Obscene Profits: Entrepreneurs of Pornography in the Cyber Age
Frederick Lane begins his book by flashing back to a 1997 Wall Street Journal article titled "Lessons for the Mainstream." The story profiled entrepreneur and former stripper Danni Ashe, who runs a popular X-rated Web site called Danni's Hard Drive.
What, Lane wonders, would lead the starched-collar newspaper to treat a big-boobs Web site as a straight - even congratulatory - business story? The answer, he decides, is revenues: Ashe told the Journal she was raking in $2 million a year with her site. Money changes everything.

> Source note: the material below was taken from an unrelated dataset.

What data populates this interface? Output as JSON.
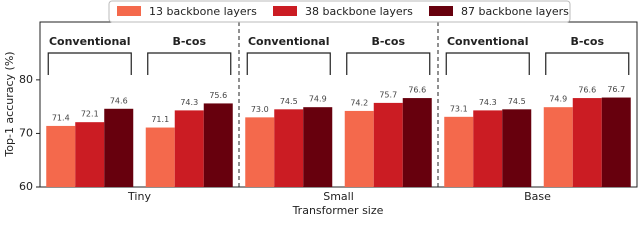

With the advent of VCRs and the Internet, barriers to pornography's market entry were effectively bulldozed. While still not mainstream, pornography is now fairly widely accepted, with some 60,000 adult sites currently available. (Sex does sell, to the point that pornography has a greater market share of the entertainment industry than sporting events and live music performances together.) As a result, the industry is experiencing classic and not-so-classic shakeouts.
Sex sells. Already a ten-billion dollar business-and growing-most sex businesses require relatively low start-up costs and minimal equipment. No wonder retired porn stars, homemakers, college students, and entrepreneurs of every stripe are eager to jump on the smut band wagon. Following the money trail, or in this case, the telecom routes, the author reveals how some big phone companies are cashing in too. Obscene Profits offers a startling and entertaining new look at this very old business, and shows why pornography, in all of its variations, (videos, magazines, phone-sex, spy cameras, etc.), is one of the most profitable and popular new careers to come out of the electronic age.
The book is written in such a way that parallels can be made to other Internet enterprises.